Persons nominated for consideration for honorary degrees should have made distinguished and broad contributions to society. These may be in the traditional areas of scholarship and creative arts, research and development, the learned professions, public service, or business and industry. The prime and controlling consideration should be excellence.
It is desirable, but by no means required, that the person selected have had some affiliation with the State of Georgia or the University of Georgia. It is also desirable, but by no means required, that the recipient of an honorary degree be widely known by the general public.
The following persons ordinarily would not be eligible:
- Current elected or appointed national office holders
- Officials of the State of Georgia to whom the University System of Georgia institutions are directly or indirectly answerable
- Persons who are announced candidates for national or state elective offices
- Current Regents and all current USG employees
An Honorary Degrees Committee appointed by the President is charged with the responsibility of screening nominees for an honorary degree. The Committee is composed of seven members holding three-year terms.
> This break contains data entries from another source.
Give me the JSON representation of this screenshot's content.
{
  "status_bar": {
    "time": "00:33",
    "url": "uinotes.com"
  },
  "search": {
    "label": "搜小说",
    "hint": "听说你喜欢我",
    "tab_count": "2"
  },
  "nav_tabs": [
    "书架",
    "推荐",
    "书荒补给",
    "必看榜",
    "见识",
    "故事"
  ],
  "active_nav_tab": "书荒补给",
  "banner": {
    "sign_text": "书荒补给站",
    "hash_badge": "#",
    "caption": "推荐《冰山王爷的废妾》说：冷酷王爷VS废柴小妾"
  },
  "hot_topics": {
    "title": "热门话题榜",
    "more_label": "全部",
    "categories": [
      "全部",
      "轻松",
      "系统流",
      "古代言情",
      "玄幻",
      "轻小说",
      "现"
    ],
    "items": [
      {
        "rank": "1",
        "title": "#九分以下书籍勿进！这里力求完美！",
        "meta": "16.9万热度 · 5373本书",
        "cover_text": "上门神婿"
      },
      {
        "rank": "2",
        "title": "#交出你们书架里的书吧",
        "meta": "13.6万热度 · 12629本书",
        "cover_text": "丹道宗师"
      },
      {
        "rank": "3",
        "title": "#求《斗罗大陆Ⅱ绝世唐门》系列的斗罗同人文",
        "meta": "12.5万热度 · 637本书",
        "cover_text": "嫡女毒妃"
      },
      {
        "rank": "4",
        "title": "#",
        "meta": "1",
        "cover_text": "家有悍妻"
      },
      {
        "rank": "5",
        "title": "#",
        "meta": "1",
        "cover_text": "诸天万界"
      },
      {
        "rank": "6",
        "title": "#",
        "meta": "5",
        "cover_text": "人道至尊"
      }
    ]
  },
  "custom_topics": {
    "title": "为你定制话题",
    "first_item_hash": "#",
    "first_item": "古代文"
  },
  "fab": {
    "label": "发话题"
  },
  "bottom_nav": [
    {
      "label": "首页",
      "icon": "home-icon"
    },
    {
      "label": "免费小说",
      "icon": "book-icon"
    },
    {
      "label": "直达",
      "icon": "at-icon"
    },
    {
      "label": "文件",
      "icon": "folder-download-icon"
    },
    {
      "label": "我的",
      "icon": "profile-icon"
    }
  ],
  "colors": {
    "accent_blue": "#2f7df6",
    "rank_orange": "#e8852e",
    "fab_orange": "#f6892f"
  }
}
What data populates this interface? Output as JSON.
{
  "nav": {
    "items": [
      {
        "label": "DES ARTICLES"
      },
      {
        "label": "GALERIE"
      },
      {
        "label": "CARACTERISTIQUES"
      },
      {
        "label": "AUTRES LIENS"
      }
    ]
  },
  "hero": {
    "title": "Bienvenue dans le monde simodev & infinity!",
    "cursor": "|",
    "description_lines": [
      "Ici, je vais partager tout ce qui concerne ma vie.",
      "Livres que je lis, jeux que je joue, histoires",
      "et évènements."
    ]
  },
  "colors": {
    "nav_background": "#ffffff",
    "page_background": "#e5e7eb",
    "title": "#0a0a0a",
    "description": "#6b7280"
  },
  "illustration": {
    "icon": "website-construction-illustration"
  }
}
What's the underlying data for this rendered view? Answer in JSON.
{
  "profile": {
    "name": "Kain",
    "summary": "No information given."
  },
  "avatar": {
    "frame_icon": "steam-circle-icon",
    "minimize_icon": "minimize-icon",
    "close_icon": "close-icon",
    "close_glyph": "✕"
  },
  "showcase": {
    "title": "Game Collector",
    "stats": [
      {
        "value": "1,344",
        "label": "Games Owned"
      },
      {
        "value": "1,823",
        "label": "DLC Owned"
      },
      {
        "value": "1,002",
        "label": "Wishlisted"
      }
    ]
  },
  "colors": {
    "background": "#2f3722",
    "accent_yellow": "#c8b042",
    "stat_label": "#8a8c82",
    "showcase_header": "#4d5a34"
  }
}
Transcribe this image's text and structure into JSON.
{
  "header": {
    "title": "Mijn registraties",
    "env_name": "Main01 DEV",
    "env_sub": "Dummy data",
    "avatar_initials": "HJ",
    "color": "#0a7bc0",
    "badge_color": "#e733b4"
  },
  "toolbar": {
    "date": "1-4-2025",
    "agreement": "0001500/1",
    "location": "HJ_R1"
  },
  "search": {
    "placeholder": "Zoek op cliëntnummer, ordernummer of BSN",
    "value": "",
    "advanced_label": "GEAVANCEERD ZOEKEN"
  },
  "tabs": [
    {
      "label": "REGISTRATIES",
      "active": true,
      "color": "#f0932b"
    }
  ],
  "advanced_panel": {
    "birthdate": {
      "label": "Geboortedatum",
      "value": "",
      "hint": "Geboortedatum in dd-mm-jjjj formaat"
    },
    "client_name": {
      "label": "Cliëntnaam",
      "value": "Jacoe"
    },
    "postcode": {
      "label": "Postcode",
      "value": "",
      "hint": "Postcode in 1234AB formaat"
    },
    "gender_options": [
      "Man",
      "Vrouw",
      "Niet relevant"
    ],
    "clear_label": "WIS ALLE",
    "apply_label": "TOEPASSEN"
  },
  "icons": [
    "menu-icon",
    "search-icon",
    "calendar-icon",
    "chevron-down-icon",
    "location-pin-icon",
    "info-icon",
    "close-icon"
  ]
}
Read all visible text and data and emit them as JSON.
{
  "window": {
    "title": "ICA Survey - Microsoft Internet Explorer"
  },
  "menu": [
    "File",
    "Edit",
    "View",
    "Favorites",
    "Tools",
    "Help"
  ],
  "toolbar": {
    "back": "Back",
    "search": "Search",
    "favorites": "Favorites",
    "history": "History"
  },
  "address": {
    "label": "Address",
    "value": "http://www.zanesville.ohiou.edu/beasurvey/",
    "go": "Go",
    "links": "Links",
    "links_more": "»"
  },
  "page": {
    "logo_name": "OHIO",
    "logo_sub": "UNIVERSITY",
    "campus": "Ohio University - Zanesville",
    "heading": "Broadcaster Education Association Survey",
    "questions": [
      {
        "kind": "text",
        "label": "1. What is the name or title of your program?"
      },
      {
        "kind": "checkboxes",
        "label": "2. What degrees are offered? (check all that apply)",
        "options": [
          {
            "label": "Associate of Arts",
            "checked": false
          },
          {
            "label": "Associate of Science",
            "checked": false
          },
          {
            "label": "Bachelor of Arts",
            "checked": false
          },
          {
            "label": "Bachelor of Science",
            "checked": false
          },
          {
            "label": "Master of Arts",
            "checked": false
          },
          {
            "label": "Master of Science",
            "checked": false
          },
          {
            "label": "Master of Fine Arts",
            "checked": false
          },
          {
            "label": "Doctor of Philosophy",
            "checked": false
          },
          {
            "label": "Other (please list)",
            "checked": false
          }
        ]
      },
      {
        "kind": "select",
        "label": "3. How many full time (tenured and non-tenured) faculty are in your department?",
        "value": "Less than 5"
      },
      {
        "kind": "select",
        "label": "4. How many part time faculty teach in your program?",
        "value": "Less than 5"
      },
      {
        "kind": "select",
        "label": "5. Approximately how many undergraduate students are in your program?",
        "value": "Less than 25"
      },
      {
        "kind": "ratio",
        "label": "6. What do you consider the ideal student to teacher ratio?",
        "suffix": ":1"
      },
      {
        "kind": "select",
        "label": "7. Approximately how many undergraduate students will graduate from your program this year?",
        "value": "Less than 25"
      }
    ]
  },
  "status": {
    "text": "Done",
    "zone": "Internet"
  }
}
Early in the academic year the Committee will solicit through the offices of the vice presidents, deans, and University Council Executive Committee nominations for an honorary degree. Nominations must be supported by individuals who are knowledgeable in the nominee's field of accomplishment and who therefore are in a position to make an evaluation. Each nomination must be accompanied by three or more letters of nomination and a biographical sketch of the individual. The Committee may seek additional information.
The Honorary Degrees Committee will screen nominees and recommend, with supporting rationale, up to five finalists to the President. The President, based on the supporting rationale and any additional consultation, will consider the recommendations for this rare and distinct honor, and—if any honorary degree is deemed warranted—will make a recommendation to the Chancellor for consideration by the Board of Regents.